Can you tell us a bit about yourself and your research interests?

My name is Shih-Kai Hung, a third-year PhD candidate in the School of Computer Science and Electronic Engineering at University of Essex. I decided to return to university to learn the state-of-the-art technologies of artificial intelligence and machine learning after having been an electric engineer for more than 8 years. I am currently conducting research on deep learning methods for image data augmentation based on small training datasets, under the supervision of Prof. John Gan. A large amount of high-quality training data is critical in machine learning, but it is rare and expensive to be collected in many applications. My research aims to promote the effectiveness of machine learning from small training datasets by generating high-quality synthetic training data of good diversity through data augmentation by developing new generative adversarial networks (GANs).

 

What originally drew you to this topic?

In many realistic applications of machine learning with small training datasets, various issues have been raised, such as overfitting, over-optimization, mode collapse and so on, as the effectiveness of machine learning heavily depends on the quantity and quality of training data. Generative adversarial networks have emerged in recent years as a powerful deep learning scheme and found interesting applications in image synthesis. It seemed to me that GANs can be a very powerful tool for image data augmentation that would be advantageous over traditional techniques for data augmentation and there is still room for developing novel GAN architectures for generating images with controllable features and diversity. I was motivated to use GANs for improving the effectiveness of machine learning when only limited traning data is available.

 

What aspect of this research did you present at IWANN 2021?

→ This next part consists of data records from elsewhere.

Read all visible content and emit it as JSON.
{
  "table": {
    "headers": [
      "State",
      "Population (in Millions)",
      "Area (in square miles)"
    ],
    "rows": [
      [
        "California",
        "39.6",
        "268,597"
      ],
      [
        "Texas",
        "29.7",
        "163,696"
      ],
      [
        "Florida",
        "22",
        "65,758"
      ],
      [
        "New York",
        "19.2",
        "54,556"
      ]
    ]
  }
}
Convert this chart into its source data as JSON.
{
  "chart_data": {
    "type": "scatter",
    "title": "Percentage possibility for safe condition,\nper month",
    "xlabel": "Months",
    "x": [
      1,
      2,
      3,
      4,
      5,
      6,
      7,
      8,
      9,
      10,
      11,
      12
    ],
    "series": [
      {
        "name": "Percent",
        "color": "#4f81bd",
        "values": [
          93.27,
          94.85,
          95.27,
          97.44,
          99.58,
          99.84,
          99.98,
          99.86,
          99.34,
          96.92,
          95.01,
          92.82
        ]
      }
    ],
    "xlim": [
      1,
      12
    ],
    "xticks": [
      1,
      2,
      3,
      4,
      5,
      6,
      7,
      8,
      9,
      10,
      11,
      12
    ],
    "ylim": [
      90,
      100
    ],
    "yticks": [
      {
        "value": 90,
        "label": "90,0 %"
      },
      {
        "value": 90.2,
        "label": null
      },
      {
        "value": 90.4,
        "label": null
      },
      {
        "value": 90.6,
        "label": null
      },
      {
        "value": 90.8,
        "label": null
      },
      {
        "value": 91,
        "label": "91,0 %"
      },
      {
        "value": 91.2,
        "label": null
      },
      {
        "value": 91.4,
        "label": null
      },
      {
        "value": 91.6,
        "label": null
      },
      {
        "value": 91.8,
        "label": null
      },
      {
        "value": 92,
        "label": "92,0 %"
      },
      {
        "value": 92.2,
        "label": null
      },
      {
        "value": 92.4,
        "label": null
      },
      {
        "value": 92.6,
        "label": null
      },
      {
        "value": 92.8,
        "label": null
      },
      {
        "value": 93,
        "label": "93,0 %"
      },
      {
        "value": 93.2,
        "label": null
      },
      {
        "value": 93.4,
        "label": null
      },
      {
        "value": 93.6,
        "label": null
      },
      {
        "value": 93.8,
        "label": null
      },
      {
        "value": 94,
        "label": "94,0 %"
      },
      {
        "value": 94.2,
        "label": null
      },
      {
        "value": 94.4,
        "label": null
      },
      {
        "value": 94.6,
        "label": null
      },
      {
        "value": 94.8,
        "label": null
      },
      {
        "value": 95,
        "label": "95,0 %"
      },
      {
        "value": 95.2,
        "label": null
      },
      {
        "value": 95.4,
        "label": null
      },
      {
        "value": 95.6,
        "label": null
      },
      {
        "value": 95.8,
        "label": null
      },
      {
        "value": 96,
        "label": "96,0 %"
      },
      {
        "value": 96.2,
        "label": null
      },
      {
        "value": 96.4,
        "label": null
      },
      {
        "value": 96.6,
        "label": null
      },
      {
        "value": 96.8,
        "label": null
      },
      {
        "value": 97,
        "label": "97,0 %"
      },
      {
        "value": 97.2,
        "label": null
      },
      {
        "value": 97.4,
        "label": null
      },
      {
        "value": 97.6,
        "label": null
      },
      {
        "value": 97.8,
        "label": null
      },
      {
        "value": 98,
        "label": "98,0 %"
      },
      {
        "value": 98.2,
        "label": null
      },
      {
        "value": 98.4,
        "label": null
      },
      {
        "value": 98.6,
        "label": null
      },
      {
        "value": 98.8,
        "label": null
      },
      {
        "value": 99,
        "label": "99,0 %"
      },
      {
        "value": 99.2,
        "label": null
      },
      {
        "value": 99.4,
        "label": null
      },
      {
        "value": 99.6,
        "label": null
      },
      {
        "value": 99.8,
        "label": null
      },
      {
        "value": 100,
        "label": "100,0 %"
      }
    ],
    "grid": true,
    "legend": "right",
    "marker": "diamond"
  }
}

The paper I presented at IWANN 2021 is entitled “Facial Image Augmentation from Sparse Line Features Using Small Training Data”, which proposes a new conditional GAN for generating high-quality facial images based on a very small set of training images, with sparse line/edge features as conditional input to introduce desirable diversity in the augmented facial images. I expect that the proposed method in this paper would find more interesting applications, which will be explored in my future research.

 

How will you continue to build on this research?

or my next steps, I plan to develop new models and further improve our proposed methods. I will also extend the experimental results to provide convincing evidence that our proposed methods for image data augmentation are able to significantly improve the classification accuracy of machine learning models in the situation where only a very small training dataset is available.